Cheguei em casa
carregando a pasta cheia de papéis, relatórios, estudos, pesquisas, propostas,
contratos. Minha mulher, jogando paciência
na cama, um copo de uísque na mesa de cabeceira, disse,
sem tirar os olhos das cartas, você está com um ar cansado. Os sons da casa: minha filha no quarto dela treinando impostação de voz, a
música quadrifônica do quarto do meu filho. Você não vai largar essa mala?,
perguntou minha mulher, tira essa
roupa, bebe um uisquinho, você precisa aprender a relaxar.
Fui para a biblioteca, o lugar da casa onde gostava de ficar isolado
e como sempre não
fiz nada. Abri
o volume de pesquisas sobre a mesa, não
via as letras e nÚmeros, eu esperava
apenas. Você não pára de trabalhar, aposto
que os teus sócioS não trabalham nem a metade e ganham a mesma coisa,
entrou a minha mulher na sala com o copo na mão, já posso mandar servir o
jantar?
A copeira servia
à francesa, meus filhos tinham crescido, eu e a minha mulher estávamos gordos. É aquele
vinho que você
gosta, ela estalou
a língua com prazer. Meu
filho me pediu dinheiro quando estávamos no cafezinho, minha filha me pediu
dinheiro na hora do licor. Minha mulher
nada pediu,
nós tínhamos
conta bancária conjunta.
Vamos dar uma
volta de carro?, convidei.

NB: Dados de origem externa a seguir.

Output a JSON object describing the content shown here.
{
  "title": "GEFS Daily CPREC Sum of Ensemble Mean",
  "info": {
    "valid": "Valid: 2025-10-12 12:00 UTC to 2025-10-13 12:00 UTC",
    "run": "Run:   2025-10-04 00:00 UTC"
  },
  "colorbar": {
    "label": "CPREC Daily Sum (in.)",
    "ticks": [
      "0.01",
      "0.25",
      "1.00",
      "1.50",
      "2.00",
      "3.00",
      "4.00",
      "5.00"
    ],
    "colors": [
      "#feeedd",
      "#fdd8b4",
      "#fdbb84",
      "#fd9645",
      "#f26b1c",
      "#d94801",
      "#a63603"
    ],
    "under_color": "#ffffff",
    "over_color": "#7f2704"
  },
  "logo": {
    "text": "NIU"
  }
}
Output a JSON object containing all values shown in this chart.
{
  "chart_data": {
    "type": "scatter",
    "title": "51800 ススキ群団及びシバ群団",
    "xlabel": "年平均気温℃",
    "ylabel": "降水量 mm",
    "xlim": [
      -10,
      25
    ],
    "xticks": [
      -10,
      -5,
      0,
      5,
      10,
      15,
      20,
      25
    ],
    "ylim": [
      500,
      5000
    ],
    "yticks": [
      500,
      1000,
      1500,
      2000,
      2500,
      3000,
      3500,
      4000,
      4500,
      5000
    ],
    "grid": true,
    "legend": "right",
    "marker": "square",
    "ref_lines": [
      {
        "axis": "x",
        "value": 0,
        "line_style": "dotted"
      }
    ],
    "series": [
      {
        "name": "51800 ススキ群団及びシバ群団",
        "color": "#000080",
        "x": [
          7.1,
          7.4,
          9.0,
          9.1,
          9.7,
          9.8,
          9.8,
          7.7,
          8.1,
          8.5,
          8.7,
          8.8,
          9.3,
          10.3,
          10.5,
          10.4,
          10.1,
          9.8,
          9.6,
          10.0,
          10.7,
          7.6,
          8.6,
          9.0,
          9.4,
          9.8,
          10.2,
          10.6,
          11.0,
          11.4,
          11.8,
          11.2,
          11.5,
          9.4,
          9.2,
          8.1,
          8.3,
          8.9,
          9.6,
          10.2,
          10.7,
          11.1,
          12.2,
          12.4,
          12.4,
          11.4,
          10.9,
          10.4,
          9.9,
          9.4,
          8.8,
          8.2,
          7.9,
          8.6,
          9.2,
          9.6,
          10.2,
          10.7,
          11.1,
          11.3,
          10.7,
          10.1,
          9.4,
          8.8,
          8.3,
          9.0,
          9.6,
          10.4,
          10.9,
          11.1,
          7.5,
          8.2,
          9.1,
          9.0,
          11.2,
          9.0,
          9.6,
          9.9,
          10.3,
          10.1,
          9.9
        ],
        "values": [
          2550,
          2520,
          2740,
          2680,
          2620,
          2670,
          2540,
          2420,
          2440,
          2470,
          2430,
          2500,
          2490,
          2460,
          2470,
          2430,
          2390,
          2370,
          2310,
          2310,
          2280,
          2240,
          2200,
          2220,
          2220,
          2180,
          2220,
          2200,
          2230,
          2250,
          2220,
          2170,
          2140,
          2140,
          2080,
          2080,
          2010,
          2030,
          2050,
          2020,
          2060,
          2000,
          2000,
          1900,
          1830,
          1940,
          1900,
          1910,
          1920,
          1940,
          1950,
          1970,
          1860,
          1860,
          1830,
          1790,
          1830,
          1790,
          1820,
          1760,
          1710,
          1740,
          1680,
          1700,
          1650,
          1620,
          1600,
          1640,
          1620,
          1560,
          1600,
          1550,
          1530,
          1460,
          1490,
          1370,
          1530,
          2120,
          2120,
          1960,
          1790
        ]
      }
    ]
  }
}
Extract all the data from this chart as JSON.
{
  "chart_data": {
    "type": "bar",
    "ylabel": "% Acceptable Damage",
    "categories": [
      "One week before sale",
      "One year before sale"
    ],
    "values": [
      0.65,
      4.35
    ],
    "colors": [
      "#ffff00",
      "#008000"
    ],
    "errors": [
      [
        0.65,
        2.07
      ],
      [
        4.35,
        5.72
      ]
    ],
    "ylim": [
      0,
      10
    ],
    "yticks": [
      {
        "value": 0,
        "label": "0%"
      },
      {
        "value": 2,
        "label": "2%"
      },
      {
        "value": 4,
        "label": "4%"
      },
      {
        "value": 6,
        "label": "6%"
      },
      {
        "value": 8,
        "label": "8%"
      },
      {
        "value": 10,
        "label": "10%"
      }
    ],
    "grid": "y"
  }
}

Eu sabia que ela
não ia, era hora da novela. Não sei que graça você acha em passear de carro
todas as noites, também aquele carro custou uma fortuna, tem que ser usado, eu
é que cada vez me apego menos aos bens materiais, minha mulher respondeu.
Os carros dos
meninos bloqueavam a porta da garagem, impedindo que eu tirasse o
meu. Tirei os carros dos dois, botei na
rua, tirei o meu, botei na rua, coloquei os dois carros novamente na garagem, fechei a porta, essas
manobras todas me deixaram levemente irritado, mas ao ver os pára-choques
salientes do meu carro, o reforço especial duplo de aço cromado, senti o
coração bater apressado de euforia.
Enfiei a chave
na ignição, era um motor poderoso que gerava a sua força
em silêncio, escondido no capô aerodinâmico. Saí, como sempre sem saber
para onde ir, tinha que ser uma rua deserta, nesta cidade que tem mais gente do
que moscas. Na avenida Brasil, ali não podia ser, muito movimento. Cheguei numa
rua mal iluminada, cheia de árvores escuras, o lugar ideal. Homem ou mulher?
Realmente não fazia grande diferença, mas não aparecia ninguém em condições,
comecei a ficar tenso, isso sempre acontecia, eu até gostava, o alívio era maior. Então vi a mulher, podia
ser ela, ainda que mulher fosse menos emocionante, por ser mais fácil. Ela
caminhava apressadamente, carregando um embrulho de papel ordinário,
coisas de padaria ou de quitanda, estava de saia e blusa, andava depressa, havia árvores na calçada, de vinte em
vinte metros, um interessante problema a exigir uma grande dose de perícia.
Apaguei as luzes do carro e acelerei. Ela só
percebeu que eu ia para cima dela quando ouviu
o som da borracha dos pneus batendo no meio-fio. Peguei a mulher acima dos joelhos, bem no meio das duas pernas,
um pouco mais sobre a esquerda, um golpe perfeito, ouvi o barulho do impacto
partindo os dois ossões, dei uma guinada rápida para a esquerda, passei como um
foguete rente a uma das árvores e deslizei com os pneus
cantando, de volta para o asfalto.
Motor bom, o meu, ia de zero a cem quilômetros em nove segundos. Ainda deu para ver que o
corpo todo desengonçado da mulher havia ido
parar, colorido de sangue, em cima
de um muro, desses baixinhos de casa de subúrbio.
Examinei o carro
na garagem. Corri orgulhosamente a mão de leve pelos
pára-lamas, os pára-choques sem marca. Poucas pessoas, no mundo inteiro,
igualavam a minha habilidade no uso daquelas
máquinas.
A família estava
vendo televisão. Deu a sua voltinha, agora está mais calmo?, perguntou minha
mulher, deitada no sofá, olhando fixamente o vídeo. Vou dormir, boa noite para
todos, respondi, amanhã vou ter um dia terrível na companhia.